Justice Bhattacharjee also directed the trial court of Judicial Magistrate First Class, West Garo Hills, Tura to proceed to frame charges against the school owner as per the order dated June 23, 2022 of the Sessions Judge and to complete the trial expeditiously without any further delay in accordance with law.
The brief fact of the case is that Sane Concieta B. Sangma is a co-founder of Aeroville Higher Secondary School, Tura and has held the post of headmistress in the school since 1995. In addition to teaching Economics in class X, Sangmaalso teaches Grammar to the students of class I and II of the school.
On April 25, 2019, a written complaint was filed before the Officer In-charge, Tura Women Police Station against Sangma by a woman alleging that her daughter aged about (seven years studying in class II of Aeroville Higher Secondary School, Tura, was physically abused by Sangma on April 24, 2019 in the school premises.
On the basis of the written complaint, the Tura Women PS Case No. 17(04)2019 under Section 323 IPC read with Section 75/82 of the Juvenile Justice (Care and Protection of Children) Act, 2015 (JJ Act) was registered and investigated into.
On the completion of the investigation, a charge sheet under the stated sections of law was filed on October 28, 2020 and the trial court took cognizance of the matter on January 14, 2022.
At the trial, a prayer for discharge was made on behalf of Sangma but the trial court after hearing the parties, passed an order on January 14, 2022 declining to entertain the prayer of Sangma and ordered for framing of charges against her.

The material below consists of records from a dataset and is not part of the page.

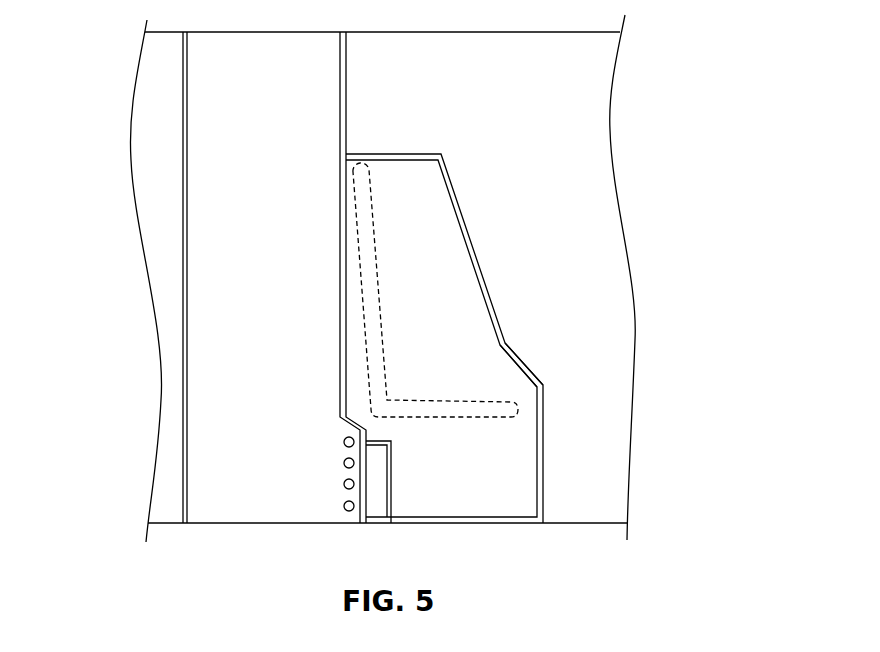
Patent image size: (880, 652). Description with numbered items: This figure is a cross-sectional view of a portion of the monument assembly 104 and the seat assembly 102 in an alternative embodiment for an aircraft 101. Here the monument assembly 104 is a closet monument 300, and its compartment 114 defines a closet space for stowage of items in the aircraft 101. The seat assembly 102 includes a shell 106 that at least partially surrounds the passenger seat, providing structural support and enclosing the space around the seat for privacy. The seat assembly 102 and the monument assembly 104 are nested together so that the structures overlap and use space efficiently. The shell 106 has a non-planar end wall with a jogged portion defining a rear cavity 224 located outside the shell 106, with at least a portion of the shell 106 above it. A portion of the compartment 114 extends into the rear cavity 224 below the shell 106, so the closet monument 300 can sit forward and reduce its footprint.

The aircraft 101 is at (671, 81).
The closet monument 300 is at (182, 176).
The monument assembly 104 is at (182, 306).
The compartment 114 is at (242, 459).
The seat assembly 102 is at (499, 293).
The shell 106 is at (504, 342).
The rear cavity 224 is at (345, 513).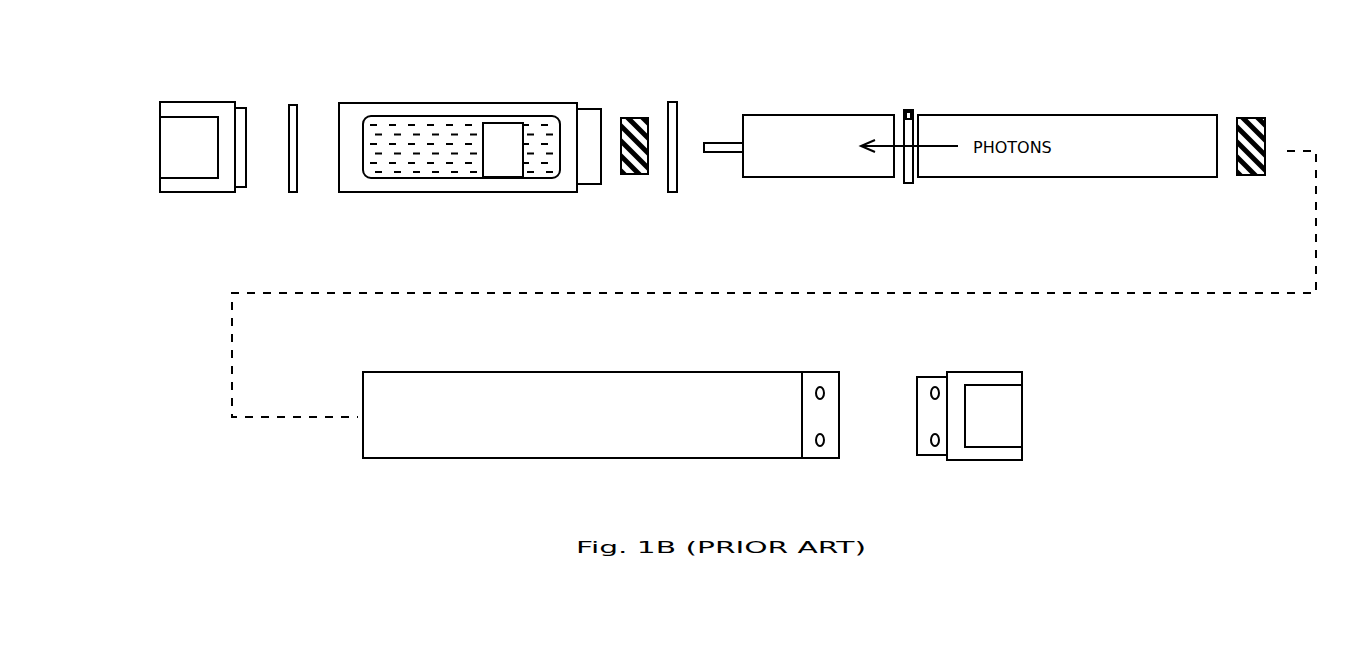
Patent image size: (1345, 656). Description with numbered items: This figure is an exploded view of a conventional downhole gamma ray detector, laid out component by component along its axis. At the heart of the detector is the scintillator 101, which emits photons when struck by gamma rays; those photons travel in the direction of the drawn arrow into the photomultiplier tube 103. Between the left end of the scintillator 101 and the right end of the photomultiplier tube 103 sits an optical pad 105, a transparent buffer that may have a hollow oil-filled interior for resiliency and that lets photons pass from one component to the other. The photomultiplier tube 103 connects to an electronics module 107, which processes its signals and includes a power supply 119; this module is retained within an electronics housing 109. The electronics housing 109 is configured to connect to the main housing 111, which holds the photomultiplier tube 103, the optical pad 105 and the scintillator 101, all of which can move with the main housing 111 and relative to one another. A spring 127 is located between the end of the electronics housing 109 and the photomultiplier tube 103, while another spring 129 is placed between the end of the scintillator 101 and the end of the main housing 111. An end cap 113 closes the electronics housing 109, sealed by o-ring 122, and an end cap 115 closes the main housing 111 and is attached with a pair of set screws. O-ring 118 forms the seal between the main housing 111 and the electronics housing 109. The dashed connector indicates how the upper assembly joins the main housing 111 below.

The scintillator 101 is at (1083, 127).
The photomultiplier tube 103 is at (803, 173).
The optical pad 105 is at (907, 118).
The electronics module 107 is at (530, 165).
The electronics housing 109 is at (427, 184).
The main housing 111 is at (510, 442).
The end cap 113 is at (233, 102).
The end cap 115 is at (960, 453).
The O-ring 118 is at (680, 108).
The power supply 119 is at (493, 133).
The o-ring 122 is at (291, 181).
The spring 127 is at (635, 118).
The spring 129 is at (1250, 173).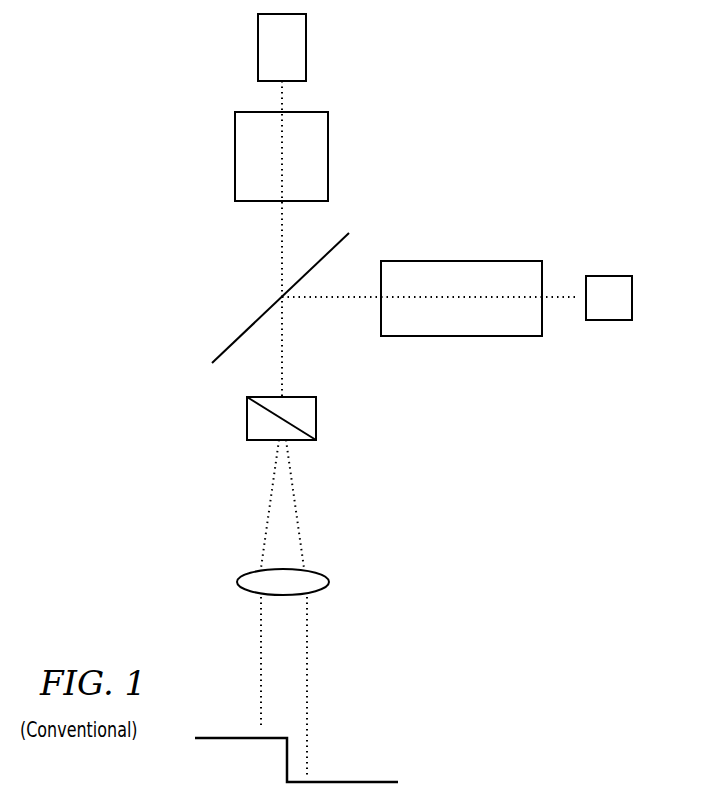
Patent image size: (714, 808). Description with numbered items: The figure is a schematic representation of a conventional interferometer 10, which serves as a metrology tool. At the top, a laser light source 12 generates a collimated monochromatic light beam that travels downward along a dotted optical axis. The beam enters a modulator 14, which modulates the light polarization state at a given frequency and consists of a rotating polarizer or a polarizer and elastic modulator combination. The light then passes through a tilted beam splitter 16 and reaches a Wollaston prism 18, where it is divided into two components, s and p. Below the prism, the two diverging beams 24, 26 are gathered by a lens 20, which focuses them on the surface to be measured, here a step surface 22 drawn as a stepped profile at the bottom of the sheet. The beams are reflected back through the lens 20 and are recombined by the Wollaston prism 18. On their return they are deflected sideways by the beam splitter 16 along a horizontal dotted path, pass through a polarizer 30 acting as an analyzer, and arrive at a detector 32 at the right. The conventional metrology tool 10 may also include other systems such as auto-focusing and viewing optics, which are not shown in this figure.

The interferometer 10 is at (430, 149).
The laser light source 12 is at (257, 68).
The modulator 14 is at (235, 185).
The beam splitter 16 is at (228, 348).
The Wollaston prism 18 is at (316, 418).
The lens 20 is at (329, 582).
The step surface 22 is at (217, 735).
The first beam 24 is at (257, 642).
The second beam 26 is at (308, 648).
The polarizer 30 is at (520, 336).
The detector 32 is at (621, 320).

The order was challenged by Sangma before the court of the Sessions Judge, Tura, in Crl. Rev. No. 02/2022 and the Sessions Judge by an order passed on June 23, 2022 held that Section 82 of the JJ Act is not attracted in the matter and modified the order dated January 14, 2022 to that extent.
In spite of passing of the order dated June 23, 2022 by the Sessions Judge, Tura, the trial court by its order dated May 23, 2023 again directed for framing of charges against Sangma under Section 323 IPC and Section 75 and 82(1) of the JJ Act.
Being aggrieved, Sangma filed a criminal petition before the Meghalaya High Court challenging all the orders and also for quashing and setting aside of the entire proceeding of the GR Case No. 59/2021 pending before the trial court.
While rejecting her petition, the High Court observed that a bare reading of provisions of Section 17(1) of the Right of Children to Free and Compulsory Education Act, 2009 and Section 82 of the JJ Act make it clear that in the present days, corporal punishment is not recognised by law.
“The notion that a child has to be physically punished to maintain discipline stands replaced by the operation of basic human rights of a child and instead of corporal punishment, correctional methods are recognised in law. However, parents, teachers and other persons in “loco parentis” are entitled as a disciplinary measure to apply a reasonable degree of force to their children or pupils old enough to understand its purpose, but if the punishment is given out of spite or for some other non-disciplinary reason or if the degree of force is unreasonable, it is unlawful,” the High Court said.
The High Court also referred to the National Charter for Children, 2003 adopted by the Govt. of India vide Resolution No. 6- 15/98-C.W., dated 9th February, 2004, issued by Ministry of Human Resource Development.
The National Charter for Children, 2003 states: “9. (a) All children have a right to be protected against neglect, maltreatment, injury, trafficking, sexual and physical abuse of all kinds, corporal punishment, torture, exploitation, violence and degrading treatment. (b) The State shall take legal action against those committing such violations against children even if they are legal guardians of such children.”